Dienstag, 23. März 2021

War die gemeinsame europäische Impfstoff-Beschaffung ein Fehler?

Corona-Impfung
Ein kleiner Pieks für einen Menschen, aber ein großes Konfliktthema zwischen der EU und Großbritannien.

Beim Impfen gegen die Corona-Pandemie gibt die Europäische Union derzeit keine allzu gute Figur ab. Je 100 Einwohner:innen wurden EU-weit bis heute knapp 13 Impfungen durchgeführt – verglichen mit mehr als 36 in den USA, 42 in Großbritannien und fast 112 beim weltweiten Spitzenreiter Israel. In absoluten Zahlen wurden allein in Großbritannien mehr Impfungen gegeben als in den drei größten EU-Ländern Deutschland, Frankreich und Italien zusammen. Zugleich wird die Impfstoffbeschaffung auch zu einer immer größeren außenpolitischen Belastungsprobe für die EU, die sich seit Wochen mit Großbritannien, den USA und Australien über Exportkontrollen streitet. Die gemeinsame europäische Impfstoff-Strategie, die die Europäische Kommission im vergangenen Sommer vorgestellt hat, wirkt, kurz gesagt, wie ein ziemlicher Reinfall.

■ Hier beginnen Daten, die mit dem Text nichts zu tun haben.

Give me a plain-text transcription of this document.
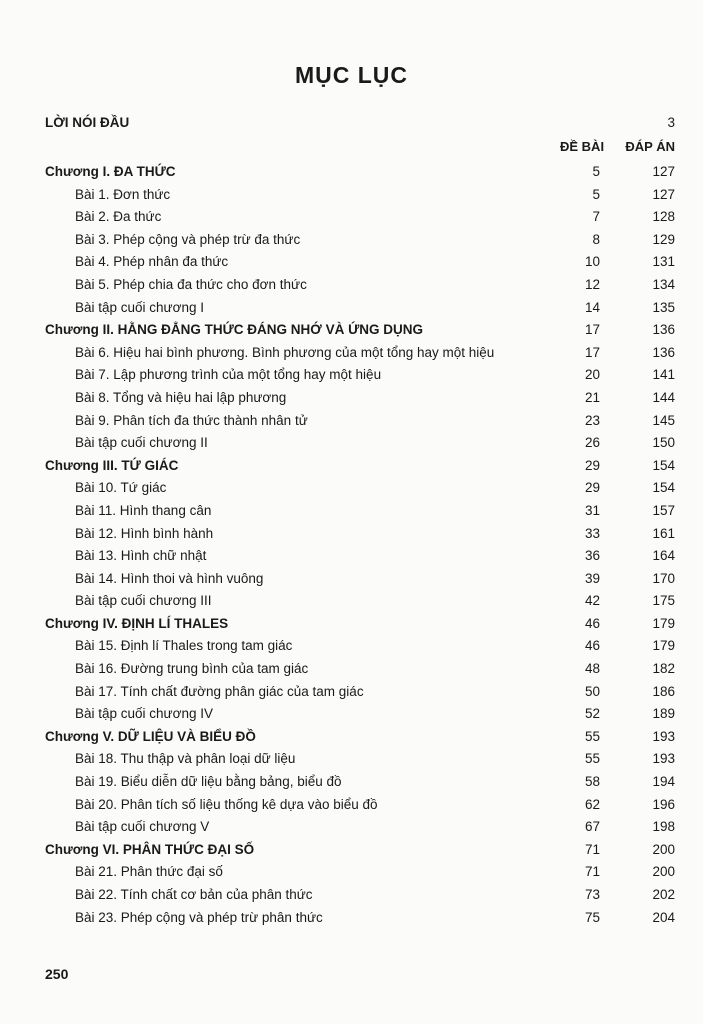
MỤC LỤC
LỜI NÓI ĐẦU	3
ĐỀ BÀI ĐÁP ÁN
Chương I. ĐA THỨC	5	127
Bài 1. Đơn thức	5	127
Bài 2. Đa thức	7	128
Bài 3. Phép cộng và phép trừ đa thức	8	129
Bài 4. Phép nhân đa thức	10	131
Bài 5. Phép chia đa thức cho đơn thức	12	134
Bài tập cuối chương I	14	135
Chương II. HẰNG ĐẲNG THỨC ĐÁNG NHỚ VÀ ỨNG DỤNG	17	136
Bài 6. Hiệu hai bình phương. Bình phương của một tổng hay một hiệu	17	136
Bài 7. Lập phương trình của một tổng hay một hiệu	20	141
Bài 8. Tổng và hiệu hai lập phương	21	144
Bài 9. Phân tích đa thức thành nhân tử	23	145
Bài tập cuối chương II	26	150
Chương III. TỨ GIÁC	29	154
Bài 10. Tứ giác	29	154
Bài 11. Hình thang cân	31	157
Bài 12. Hình bình hành	33	161
Bài 13. Hình chữ nhật	36	164
Bài 14. Hình thoi và hình vuông	39	170
Bài tập cuối chương III	42	175
Chương IV. ĐỊNH LÍ THALES	46	179
Bài 15. Định lí Thales trong tam giác	46	179
Bài 16. Đường trung bình của tam giác	48	182
Bài 17. Tính chất đường phân giác của tam giác	50	186
Bài tập cuối chương IV	52	189
Chương V. DỮ LIỆU VÀ BIỂU ĐỒ	55	193
Bài 18. Thu thập và phân loại dữ liệu	55	193
Bài 19. Biểu diễn dữ liệu bằng bảng, biểu đồ	58	194
Bài 20. Phân tích số liệu thống kê dựa vào biểu đồ	62	196
Bài tập cuối chương V	67	198
Chương VI. PHÂN THỨC ĐẠI SỐ	71	200
Bài 21. Phân thức đại số	71	200
Bài 22. Tính chất cơ bản của phân thức	73	202
Bài 23. Phép cộng và phép trừ phân thức	75	204
250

Ziel: einen innereuropäischen Wettlauf verhindern

Dies wirft auch verfassungspolitische Fragen auf. Nach den europäischen Verträgen hat die EU in der Gesundheitspolitik eigentlich kaum Kompetenzen, was zu Beginn der Coronakrise schnell zu Problemen in Form von nationalen Alleingängen und fehlender europäischer Solidarität führte. Bei der gemeinsamen Impfstoffbeschaffung wollte man es nun besser machen: Die nationalen Regierungen beauftragten die Kommission, im Namen aller Mitgliedstaaten mit den Pharmaunternehmen zu verhandeln und Verträge über Impfdosen abzuschließen, die dann unter den Mitgliedstaaten je nach Bevölkerungsanteil verteilt würden. Dadurch sollte ein kohärentes Vorgehen sichergestellt und ein Beschaffungswettlauf zwischen den Mitgliedstaaten verhindert werden.

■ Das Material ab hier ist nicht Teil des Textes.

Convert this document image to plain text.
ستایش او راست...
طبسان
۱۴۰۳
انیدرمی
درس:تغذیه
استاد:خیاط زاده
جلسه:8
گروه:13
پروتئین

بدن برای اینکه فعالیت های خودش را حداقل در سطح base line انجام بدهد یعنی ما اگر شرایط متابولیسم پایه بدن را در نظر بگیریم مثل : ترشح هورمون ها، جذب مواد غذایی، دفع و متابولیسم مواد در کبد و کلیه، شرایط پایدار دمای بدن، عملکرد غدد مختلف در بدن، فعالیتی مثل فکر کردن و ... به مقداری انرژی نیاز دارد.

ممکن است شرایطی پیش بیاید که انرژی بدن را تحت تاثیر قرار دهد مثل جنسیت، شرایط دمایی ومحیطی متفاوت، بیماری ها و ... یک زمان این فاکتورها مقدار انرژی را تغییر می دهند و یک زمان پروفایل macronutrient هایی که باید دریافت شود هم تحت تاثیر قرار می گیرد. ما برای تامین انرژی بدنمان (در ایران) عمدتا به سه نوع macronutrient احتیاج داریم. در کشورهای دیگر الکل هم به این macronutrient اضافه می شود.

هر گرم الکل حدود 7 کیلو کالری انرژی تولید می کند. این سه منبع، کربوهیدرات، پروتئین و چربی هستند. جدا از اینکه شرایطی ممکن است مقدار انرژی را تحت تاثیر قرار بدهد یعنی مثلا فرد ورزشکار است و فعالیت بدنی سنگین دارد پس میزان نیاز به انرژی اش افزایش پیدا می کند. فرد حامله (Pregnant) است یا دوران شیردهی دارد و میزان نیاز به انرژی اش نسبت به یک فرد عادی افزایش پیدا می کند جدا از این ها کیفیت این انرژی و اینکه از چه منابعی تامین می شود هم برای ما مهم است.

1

Ganz vergemeinschaftet wurde die Impfstoff-Beschaffung allerdings nicht. Die Bezahlung der Impfstoffe erfolgte nicht aus dem EU-Haushalt, sondern durch die Mitgliedstaaten selbst. Bei all ihren Entscheidungen wurde die Kommission durch einen „Lenkungsausschuss“ mit Vertreter:innen der nationalen Regierungen kontrolliert. Außerdem konnten die Mitgliedstaaten auf einen Teil der ihnen zustehenden Dosen verzichten, etwa wenn ihnen ein bestimmter Impfstoff zu teuer war. Mit Pharmaunternehmen, mit denen die EU nicht im Gespräch war, konnten sie nach Belieben eigene Verträge abschließen, wie das etwa die ungarische Regierung mit Herstellern aus China und Russland tat. Und auch die Durchführung der Impfungen blieb vollständig Aufgabe der Mitgliedstaaten, nicht der Europäischen Union.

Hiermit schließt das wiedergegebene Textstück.